A: You must answer this question from an operational perspective. The most important qualities depend on what the CCTV camera is being used for – a camera might be used for real time situational awareness supported by security patrols and operators wielding high resolution PTZs but more often it will be used as a post-event forensic tool.
A camera used for investigation needs to provide a well-compressed, high quality image stream in order to meet its operational priorities. If image clarity – taking into account contrast, colour rendition, low light and backlight performance – are equal, then image sharpness and resistance to motion blur are the most important qualities a camera can have from a security operations perspective.
Still from 4K camera in 500 lux – artistic but not court admissible…*
Resistance to motion blur is primarily a factor of shutter speed but some cameras manage to do better at the lowest default shutter speed settings of 1/25th or 1/30th of a second commonly seen in IP CCTV cameras. This suggests that in low light, digital rebuilding of high resolution images stressed by elevated ISO increases frame-by-frame processing latency, resulting in loss of raw data in the form of light reflected from fast moving objects passing through the scene – in short, the camera system can’t keep up with changes taking place in its angle of view. The higher the resolution of the sensor, the more important processing efficiency becomes.

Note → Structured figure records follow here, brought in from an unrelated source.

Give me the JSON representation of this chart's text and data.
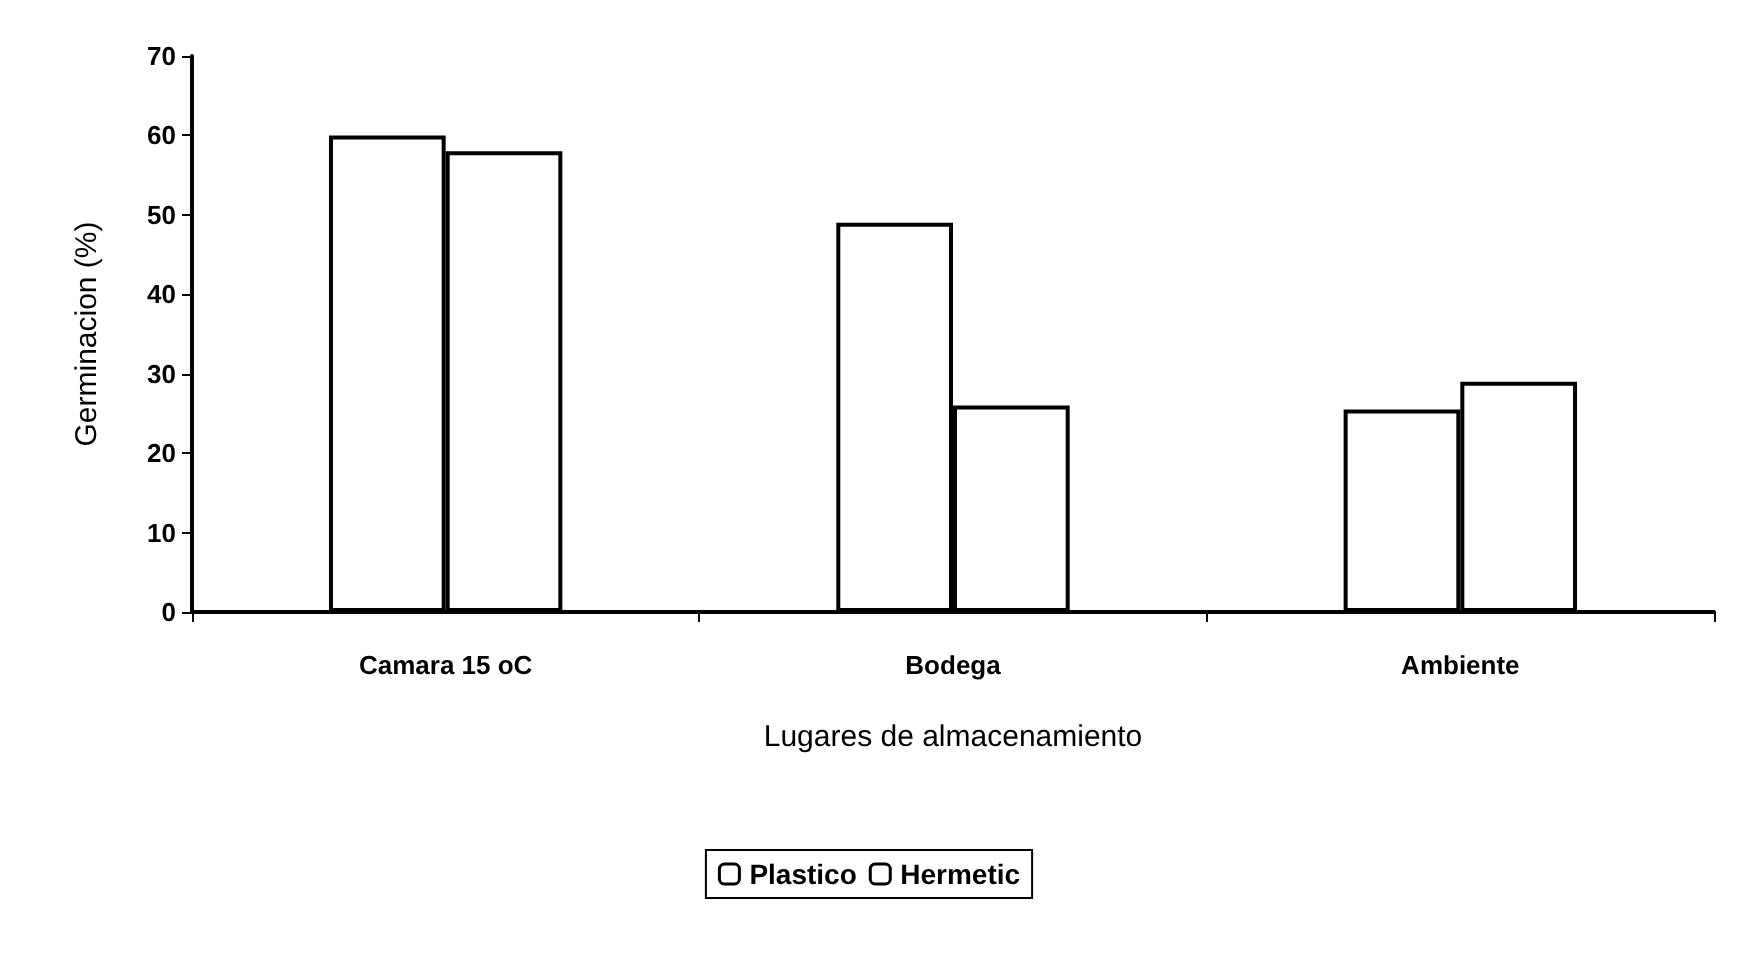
{
  "chart_data": {
    "type": "bar",
    "xlabel": "Lugares de almacenamiento",
    "ylabel": "Germinacion (%)",
    "categories": [
      "Camara 15 oC",
      "Bodega",
      "Ambiente"
    ],
    "series": [
      {
        "name": "Plastico",
        "color": "#ffffff",
        "values": [
          60,
          49,
          25.5
        ]
      },
      {
        "name": "Hermetic",
        "color": "#ffffff",
        "values": [
          58,
          26,
          29
        ]
      }
    ],
    "ylim": [
      0,
      70
    ],
    "yticks": [
      0,
      10,
      20,
      30,
      40,
      50,
      60,
      70
    ],
    "grid": false,
    "legend": "bottom"
  }
}
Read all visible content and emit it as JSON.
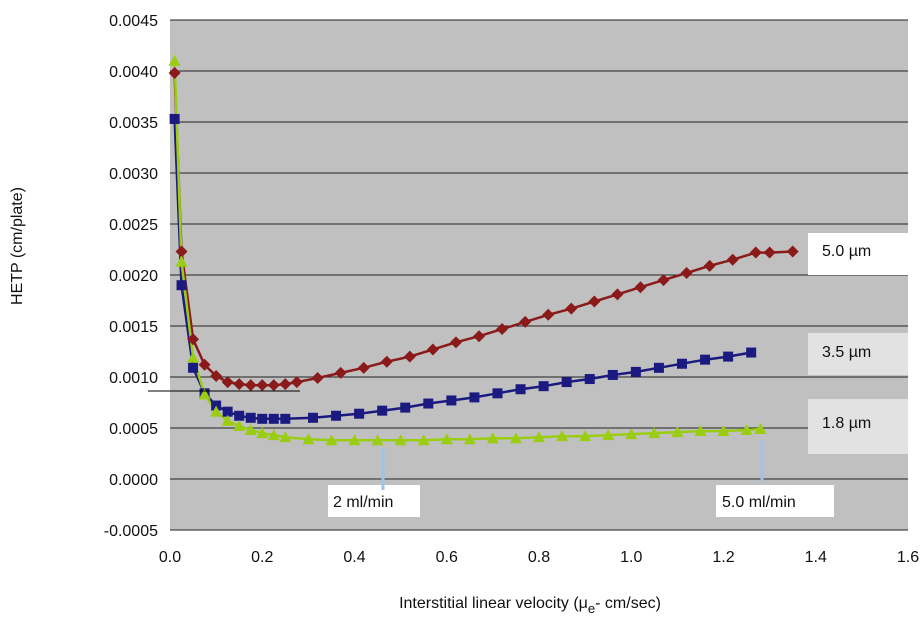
{
  "chart_data": {
    "type": "line",
    "title": "",
    "xlabel": "Interstitial linear velocity (μe- cm/sec)",
    "xlabel_main": "Interstitial linear velocity (μ",
    "xlabel_sub": "e",
    "xlabel_tail": "- cm/sec)",
    "ylabel": "HETP (cm/plate)",
    "xlim": [
      0,
      1.6
    ],
    "ylim": [
      -0.0005,
      0.0045
    ],
    "x_ticks": [
      "0.0",
      "0.2",
      "0.4",
      "0.6",
      "0.8",
      "1.0",
      "1.2",
      "1.4",
      "1.6"
    ],
    "y_ticks": [
      "-0.0005",
      "0.0000",
      "0.0005",
      "0.0010",
      "0.0015",
      "0.0020",
      "0.0025",
      "0.0030",
      "0.0035",
      "0.0040",
      "0.0045"
    ],
    "grid": "horizontal",
    "plot_background": "#c0c0c0",
    "series": [
      {
        "label": "5.0 µm",
        "color": "#8b1a1a",
        "marker": "diamond",
        "x": [
          0.01,
          0.025,
          0.05,
          0.075,
          0.1,
          0.125,
          0.15,
          0.175,
          0.2,
          0.225,
          0.25,
          0.275,
          0.32,
          0.37,
          0.42,
          0.47,
          0.52,
          0.57,
          0.62,
          0.67,
          0.72,
          0.77,
          0.82,
          0.87,
          0.92,
          0.97,
          1.02,
          1.07,
          1.12,
          1.17,
          1.22,
          1.27,
          1.3,
          1.35
        ],
        "y": [
          0.00398,
          0.00223,
          0.00137,
          0.00112,
          0.00101,
          0.00095,
          0.00093,
          0.00092,
          0.00092,
          0.00092,
          0.00093,
          0.00095,
          0.00099,
          0.00104,
          0.00109,
          0.00115,
          0.0012,
          0.00127,
          0.00134,
          0.0014,
          0.00147,
          0.00154,
          0.00161,
          0.00167,
          0.00174,
          0.00181,
          0.00188,
          0.00195,
          0.00202,
          0.00209,
          0.00215,
          0.00222,
          0.00222,
          0.00223
        ]
      },
      {
        "label": "3.5 µm",
        "color": "#1a1a80",
        "marker": "square",
        "x": [
          0.01,
          0.025,
          0.05,
          0.075,
          0.1,
          0.125,
          0.15,
          0.175,
          0.2,
          0.225,
          0.25,
          0.31,
          0.36,
          0.41,
          0.46,
          0.51,
          0.56,
          0.61,
          0.66,
          0.71,
          0.76,
          0.81,
          0.86,
          0.91,
          0.96,
          1.01,
          1.06,
          1.11,
          1.16,
          1.21,
          1.26
        ],
        "y": [
          0.00353,
          0.0019,
          0.00109,
          0.00084,
          0.00072,
          0.00066,
          0.00062,
          0.0006,
          0.00059,
          0.00059,
          0.00059,
          0.0006,
          0.00062,
          0.00064,
          0.00067,
          0.0007,
          0.00074,
          0.00077,
          0.0008,
          0.00084,
          0.00088,
          0.00091,
          0.00095,
          0.00098,
          0.00102,
          0.00105,
          0.00109,
          0.00113,
          0.00117,
          0.0012,
          0.00124
        ]
      },
      {
        "label": "1.8 µm",
        "color": "#9acd12",
        "marker": "triangle",
        "x": [
          0.01,
          0.025,
          0.05,
          0.075,
          0.1,
          0.125,
          0.15,
          0.175,
          0.2,
          0.225,
          0.25,
          0.3,
          0.35,
          0.4,
          0.45,
          0.5,
          0.55,
          0.6,
          0.65,
          0.7,
          0.75,
          0.8,
          0.85,
          0.9,
          0.95,
          1.0,
          1.05,
          1.1,
          1.15,
          1.2,
          1.25,
          1.28
        ],
        "y": [
          0.0041,
          0.00213,
          0.00119,
          0.00083,
          0.00066,
          0.00057,
          0.00052,
          0.00048,
          0.00045,
          0.00043,
          0.00041,
          0.00039,
          0.00038,
          0.00038,
          0.00038,
          0.00038,
          0.00038,
          0.00039,
          0.00039,
          0.0004,
          0.0004,
          0.00041,
          0.00042,
          0.00042,
          0.00043,
          0.00044,
          0.00045,
          0.00046,
          0.00047,
          0.00047,
          0.00048,
          0.00049
        ]
      }
    ],
    "annotations": [
      {
        "text": "2 ml/min",
        "x": 0.46
      },
      {
        "text": "5.0 ml/min",
        "x": 1.28
      }
    ]
  }
}
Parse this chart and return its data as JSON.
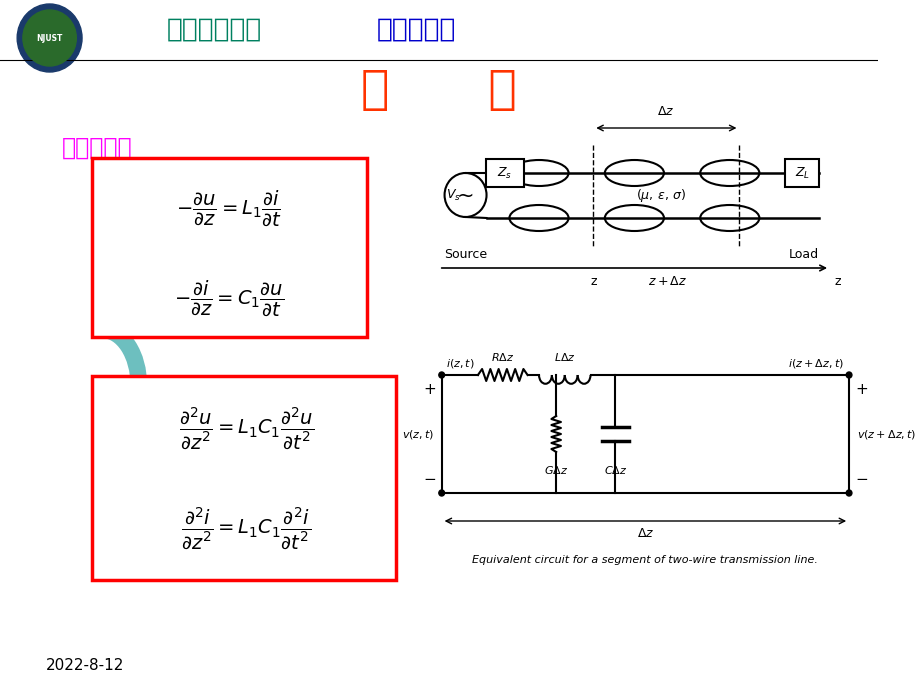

What all this means is that camera system processing capability is a vital aspect of IP camera performance that must be taken into account during the selection process. Making selection harder is the fact different camera models from the same manufacturer can be of significantly different capability.
Sharpness, meanwhile, relates more to lens choice and focal length selection than it does to camera selection if resolution, WDR and low light performance are the same. ♦
By John Adams
* This image was modified in post production for tone and texture but with no loss of sharpness and no enhancement of blur.